Long track — AI search. The search upgrade ran in the background for close to a year, complicated by bugs discovered during development on the ServiceNow platform. I kept this from blocking everything else by shipping a minimum viable product with an interim UI on launch day, which I iterated on as the back-end work completed. In November 2024 the new AI search engine went live on i-Exchange.

Short track — UI and personalisation. Saved audiences, the new homepage, search page, and article improvements were broken into small sprints with deployments every two weeks. Saved audiences shipped incrementally: first the data layer, then the selection UI, then the display, then the automatic filtering. By keeping releases small and frequent, colleagues experienced continuous improvement rather than one disruptive big bang.

Results

What changed

  • 35% Search accuracy improvement
  • 12% NPS uplift in one year
  • 200+ Hours saved every month

Once the AI search engine deployed, total search queries fell rapidly — a clear signal that colleagues were finding what they needed on the first attempt rather than repeating searches. Spellcheck, genius suggestions, and machine learning were all working. The analytics dashboard surfaced emerging search trends and knowledge gaps that the content team could act on directly.

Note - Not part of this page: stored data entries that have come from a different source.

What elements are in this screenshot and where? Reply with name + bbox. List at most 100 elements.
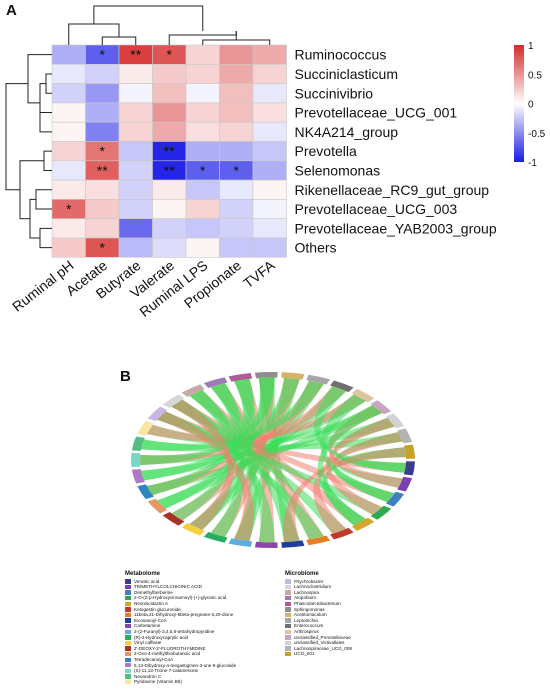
heatmap-cell: [252, 121, 287, 142]
microbiome-legend-swatch: [285, 618, 291, 623]
metabolome-legend-label: TRIMETHYLCOLCHICINIC ACID: [134, 584, 202, 590]
chord-link: [146, 378, 254, 496]
heatmap-row-label: Prevotellaceae_UCG_003: [295, 201, 458, 217]
chord-segment: [397, 428, 413, 444]
chord-link: [189, 390, 245, 537]
chord-link: [171, 399, 275, 543]
chord-link: [171, 383, 242, 521]
metabolome-legend-item: Pyridoxine (Vitamin B6): [125, 679, 290, 685]
heatmap-cell: [118, 102, 153, 123]
chord-segment: [147, 498, 168, 514]
chord-segment: [385, 491, 405, 507]
heatmap-cell: [118, 218, 153, 239]
chord-segment: [228, 373, 253, 382]
microbiome-legend-swatch: [285, 651, 291, 657]
microbiome-legend-item: Enterococcum: [285, 623, 425, 629]
heatmap-cell: [252, 218, 287, 239]
heatmap-cell: [152, 83, 187, 104]
color-scale-bar: [514, 45, 524, 162]
chord-segment: [351, 389, 375, 403]
heatmap-cell: [152, 218, 187, 239]
heatmap-cell: [219, 121, 254, 142]
microbiome-legend-label: Phascolarctobacterium: [294, 600, 341, 606]
metabolome-legend-item: 2-O-(Z-p-Hydroxycinnamoyl)-(+)-glycaric …: [125, 595, 290, 601]
microbiome-legend-item: Phascolarctobacterium: [285, 601, 425, 607]
heatmap-cell: [185, 218, 220, 239]
metabolome-legend-item: Tetradecanoyl-CoA: [125, 657, 290, 663]
microbiome-legend-list: Psychrobacter Lachnoclostridium Lachnospir…: [285, 579, 425, 657]
chord-segment: [181, 523, 205, 536]
heatmap-cell: [252, 102, 287, 123]
microbiome-legend-item: Arthrospirus: [285, 629, 425, 635]
metabolome-legend-swatch: [125, 651, 131, 657]
heatmap-cell: [152, 179, 187, 200]
metabolome-legend-swatch: [125, 663, 131, 668]
chord-segment: [162, 511, 185, 526]
microbiome-legend-item: Lachnoclostridium: [285, 584, 425, 590]
metabolome-legend-item: Vinyl caffeate: [125, 640, 290, 646]
significance-mark: *: [167, 47, 173, 63]
chord-link: [141, 380, 324, 451]
chord-link: [313, 432, 403, 534]
metabolome-legend-swatch: [125, 618, 131, 623]
significance-mark: **: [130, 47, 141, 63]
chord-link: [317, 405, 383, 526]
heatmap-cell: [51, 160, 86, 181]
chord-segment: [330, 380, 354, 393]
microbiome-legend-swatch: [285, 584, 291, 590]
heatmap-cell: [51, 83, 86, 104]
microbiome-legend-swatch: [285, 579, 291, 584]
metabolome-legend-label: Vinyl caffeate: [134, 640, 162, 646]
metabolome-legend-label: Tetradecanoyl-CoA: [134, 656, 174, 662]
metabolome-legend-swatch: [125, 623, 131, 629]
microbiome-legend-item: Lachnospiraceae_UCG_008: [285, 646, 425, 652]
heatmap-cell: [252, 179, 287, 200]
metabolome-legend-item: (S)-11,13-Trione-7-catamenone: [125, 668, 290, 674]
heatmap-row-label: Selenomonas: [295, 162, 381, 178]
microbiome-legend-label: Psychrobacter: [294, 578, 324, 584]
row-dendrogram: [5, 54, 52, 249]
metabolome-legend-swatch: [125, 629, 131, 634]
chord-segment: [131, 452, 141, 468]
metabolome-legend-list: Veratric acid TRIMETHYLCOLCHICINIC ACID De…: [125, 579, 290, 685]
significance-mark: *: [100, 143, 106, 159]
chord-segment: [397, 476, 413, 492]
heatmap-cell: [152, 237, 187, 258]
heatmap-cell: [219, 218, 254, 239]
metabolome-legend-label: Demethylberberine: [134, 589, 173, 595]
microbiome-legend-swatch: [285, 623, 291, 629]
significance-mark: *: [200, 162, 206, 178]
microbiome-legend-label: Atopobium: [294, 595, 316, 601]
heatmap-row-label: Prevotellaceae_YAB2003_group: [295, 220, 497, 236]
microbiome-legend-swatch: [285, 635, 291, 640]
microbiome-legend-item: Lachnospira: [285, 590, 425, 596]
microbiome-legend-item: UCG_001: [285, 651, 425, 657]
microbiome-legend-item: Sphingomonas: [285, 607, 425, 613]
chord-segment: [306, 535, 331, 546]
metabolome-legend-swatch: [125, 646, 131, 651]
significance-mark: **: [164, 162, 175, 178]
microbiome-legend-swatch: [285, 646, 291, 651]
chord-segment: [203, 532, 228, 543]
microbiome-legend: Microbiome Psychrobacter Lachnoclostridiu…: [285, 571, 425, 657]
microbiome-legend-label: Leptotrichia: [294, 617, 318, 623]
heatmap-cell: [185, 64, 220, 84]
heatmap-cell: [185, 102, 220, 123]
heatmap-cell: [219, 237, 254, 258]
heatmap-cell: [85, 83, 120, 104]
metabolome-legend-swatch: [125, 584, 131, 590]
microbiome-legend-label: Sphingomonas: [294, 606, 325, 612]
color-scale-tick: -0.5: [528, 129, 546, 140]
chord-segment: [131, 469, 145, 484]
significance-mark: *: [66, 201, 72, 217]
heatmap-cell: [85, 64, 120, 84]
heatmap-cell: [219, 199, 254, 219]
metabolome-legend-swatch: [125, 674, 131, 679]
metabolome-legend-label: 5,13-Dihydroxy-4-megastigmen-3-one 9-glu…: [134, 662, 237, 668]
heatmap-cell: [219, 102, 254, 123]
heatmap-cell: [51, 218, 86, 239]
heatmap-cell: [118, 237, 153, 258]
chord-segment: [137, 484, 154, 500]
heatmap-cell: [219, 64, 254, 84]
chord-segment: [228, 538, 253, 547]
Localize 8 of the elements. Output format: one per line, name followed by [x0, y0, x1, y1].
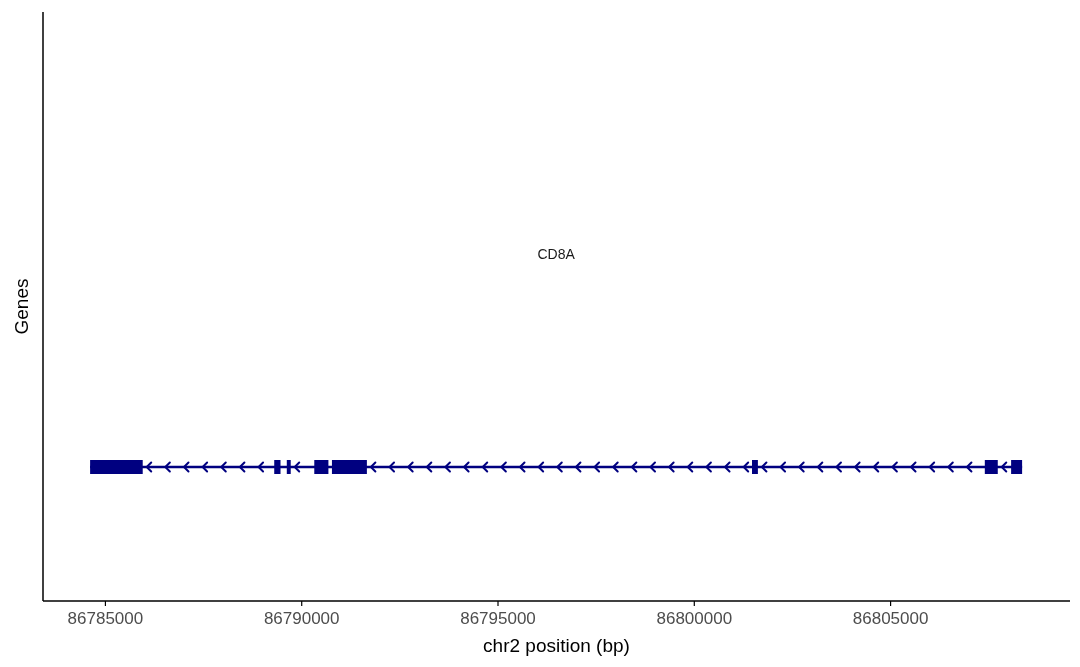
- x-tick-label: 86790000: [263, 609, 340, 629]
- x-tick-label: 86785000: [67, 609, 144, 629]
- x-tick-label: 86795000: [460, 609, 536, 629]
- x-tick-label: 86805000: [852, 609, 929, 629]
- annotation: CD8A: [537, 246, 576, 262]
- x-tick-label: 86800000: [656, 609, 733, 629]
- x-axis-title: chr2 position (bp): [483, 634, 630, 656]
- y-axis-title: Genes: [10, 278, 32, 335]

Saved audiences reached 50% adoption in the first month after launch — without any mandatory training — and tripled the proportion of filtered searches almost immediately. Santander estimates the saved audience feature alone saves at least 120 hours every month across the business, with the true benefit likely much higher when customer time, error reduction, and cognitive load are factored in.

Over the 12-month period, i-Exchange NPS increased by 11.7% — turning around a long-declining trend and bringing user sentiment back on track.

Retrospective

What I'd do differently

  • Workshop facilitation

    My first workshop ran off track — I spent the opening half explaining context instead of running the session. I invalidated the findings and had to repeat it with a written handout to set expectations before people arrived. In future I'll invest in formal facilitation training to keep sessions focused and productive, regardless of how well I know the topic.

  • Unmoderated testing

    A required browser plug-in couldn't get IT approval, which meant I was limited to in-person moderated testing with a smaller sample than I'd have liked. I went into production with less confidence than was ideal. Going forward I'll investigate testing tool options and IT approval processes much earlier — before the design is ready to test, not after.

  • Figma and design systems

    I wasted significant time on formatting and developer handoffs in Figma before I really understood auto-layout and component structure. Mid-project I was onboarded onto Santander's Flame design system, which accelerated things considerably. The lesson: invest in Figma skills before the project, not during it, and never become dependent on a design system without understanding the principles beneath it.